I would also suggest a “neutral” button, as well. Things like just the number 100 are neither positive nor negative, and “don’t know” isn’t proper for those. Just a suggestion.
Yes, the foreign languages are a problem. I’m trying to filter on only Enlish language, but apparently there are many false ‘english’ flags in the data.
The idea is to use the ‘I don’t know’ button as liberal as possible. When you’re not certain, just press that one. At the moment, this is not a recorded value.
I know what you mean about the ‘neutral’ thing. I have been thinking about that one also. For the training algorithm that I currently have in mind, this isn’t really important, but perhaps for the future.

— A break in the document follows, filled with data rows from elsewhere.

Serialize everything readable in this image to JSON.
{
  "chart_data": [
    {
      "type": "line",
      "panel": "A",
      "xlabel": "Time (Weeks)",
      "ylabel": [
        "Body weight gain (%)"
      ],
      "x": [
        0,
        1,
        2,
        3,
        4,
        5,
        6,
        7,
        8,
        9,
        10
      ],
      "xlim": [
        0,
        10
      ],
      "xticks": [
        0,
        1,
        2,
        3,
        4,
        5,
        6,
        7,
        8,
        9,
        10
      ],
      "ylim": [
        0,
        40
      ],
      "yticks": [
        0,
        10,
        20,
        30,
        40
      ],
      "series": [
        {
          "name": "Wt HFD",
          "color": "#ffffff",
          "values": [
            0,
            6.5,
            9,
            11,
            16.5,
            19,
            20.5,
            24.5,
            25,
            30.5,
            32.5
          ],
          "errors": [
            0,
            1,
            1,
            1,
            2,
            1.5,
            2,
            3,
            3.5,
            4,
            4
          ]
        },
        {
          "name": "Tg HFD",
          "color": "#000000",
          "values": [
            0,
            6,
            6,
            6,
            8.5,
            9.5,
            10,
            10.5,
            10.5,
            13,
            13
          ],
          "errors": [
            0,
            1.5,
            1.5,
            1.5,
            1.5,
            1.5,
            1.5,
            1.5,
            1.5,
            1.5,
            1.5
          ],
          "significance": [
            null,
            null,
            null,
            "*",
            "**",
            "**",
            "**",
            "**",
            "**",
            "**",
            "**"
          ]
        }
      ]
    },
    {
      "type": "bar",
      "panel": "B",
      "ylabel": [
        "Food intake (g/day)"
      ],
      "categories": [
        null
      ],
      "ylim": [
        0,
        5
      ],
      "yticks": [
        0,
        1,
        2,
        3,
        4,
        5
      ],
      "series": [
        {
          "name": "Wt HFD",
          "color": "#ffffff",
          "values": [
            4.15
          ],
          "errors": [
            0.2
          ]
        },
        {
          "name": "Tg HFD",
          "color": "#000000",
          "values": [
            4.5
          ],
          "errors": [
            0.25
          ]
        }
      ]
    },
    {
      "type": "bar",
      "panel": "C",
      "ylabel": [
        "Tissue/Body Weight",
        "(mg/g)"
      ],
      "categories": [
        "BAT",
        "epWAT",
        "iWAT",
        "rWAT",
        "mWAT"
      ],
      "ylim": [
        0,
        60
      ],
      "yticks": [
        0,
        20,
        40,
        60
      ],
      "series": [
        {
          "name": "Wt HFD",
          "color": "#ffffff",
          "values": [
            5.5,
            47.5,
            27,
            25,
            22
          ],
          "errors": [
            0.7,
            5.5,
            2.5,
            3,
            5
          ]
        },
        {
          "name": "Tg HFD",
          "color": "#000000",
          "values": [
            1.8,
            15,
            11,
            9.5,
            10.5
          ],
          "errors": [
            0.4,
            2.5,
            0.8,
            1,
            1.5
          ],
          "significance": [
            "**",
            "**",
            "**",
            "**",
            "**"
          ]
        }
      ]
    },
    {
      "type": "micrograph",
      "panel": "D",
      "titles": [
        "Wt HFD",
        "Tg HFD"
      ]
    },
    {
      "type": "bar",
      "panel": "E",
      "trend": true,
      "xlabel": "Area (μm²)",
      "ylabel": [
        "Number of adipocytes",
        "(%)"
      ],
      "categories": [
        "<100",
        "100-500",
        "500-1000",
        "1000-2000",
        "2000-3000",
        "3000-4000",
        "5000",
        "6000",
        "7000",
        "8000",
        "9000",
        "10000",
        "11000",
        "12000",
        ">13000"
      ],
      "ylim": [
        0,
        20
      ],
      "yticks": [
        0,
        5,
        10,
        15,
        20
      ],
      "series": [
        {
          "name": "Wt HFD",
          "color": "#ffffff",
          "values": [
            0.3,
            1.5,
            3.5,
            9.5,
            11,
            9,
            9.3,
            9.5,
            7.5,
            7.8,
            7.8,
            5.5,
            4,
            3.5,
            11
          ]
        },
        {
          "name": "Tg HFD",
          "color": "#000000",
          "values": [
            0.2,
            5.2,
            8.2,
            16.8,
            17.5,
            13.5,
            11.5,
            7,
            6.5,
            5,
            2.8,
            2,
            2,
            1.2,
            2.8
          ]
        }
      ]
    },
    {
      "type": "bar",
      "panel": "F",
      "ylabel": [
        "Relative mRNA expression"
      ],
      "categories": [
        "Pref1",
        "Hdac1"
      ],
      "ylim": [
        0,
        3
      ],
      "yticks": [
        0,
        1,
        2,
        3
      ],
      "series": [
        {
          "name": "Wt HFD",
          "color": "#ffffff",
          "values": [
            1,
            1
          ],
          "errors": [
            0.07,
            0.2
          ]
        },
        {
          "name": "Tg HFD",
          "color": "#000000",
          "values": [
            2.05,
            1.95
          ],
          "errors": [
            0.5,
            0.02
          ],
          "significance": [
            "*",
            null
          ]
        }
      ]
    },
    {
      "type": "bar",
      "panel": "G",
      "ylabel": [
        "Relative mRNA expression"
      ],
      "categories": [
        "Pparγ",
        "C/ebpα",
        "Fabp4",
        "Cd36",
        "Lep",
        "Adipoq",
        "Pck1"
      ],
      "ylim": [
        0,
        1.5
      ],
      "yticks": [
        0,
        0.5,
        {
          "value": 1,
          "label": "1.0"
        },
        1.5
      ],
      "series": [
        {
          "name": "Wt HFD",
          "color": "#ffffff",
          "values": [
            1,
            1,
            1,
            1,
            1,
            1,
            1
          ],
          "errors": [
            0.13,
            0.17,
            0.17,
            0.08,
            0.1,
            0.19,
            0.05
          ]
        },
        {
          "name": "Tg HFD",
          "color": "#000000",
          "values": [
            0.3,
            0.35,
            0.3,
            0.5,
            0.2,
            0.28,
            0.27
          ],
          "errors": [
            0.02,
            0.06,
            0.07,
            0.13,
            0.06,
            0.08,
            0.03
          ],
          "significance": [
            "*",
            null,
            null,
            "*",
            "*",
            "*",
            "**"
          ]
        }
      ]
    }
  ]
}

Don’t know yet. For the time being, just say ‘don’t know’ and you’ll get a next one (plenty of tweets to tag)
In the future, I might perhaps go through some statements recursively to tag them with different things besides positive/negative.
What criteria should we use for determining “positive” or “negative”, Jan?
Anything that sounds in either way, for instance: insults, or people telling how miserable they feel = negative. People going like YESSSS, or or WE WON = positive.
Take a peek at the ‘results’ tab. I’ve already labeled some.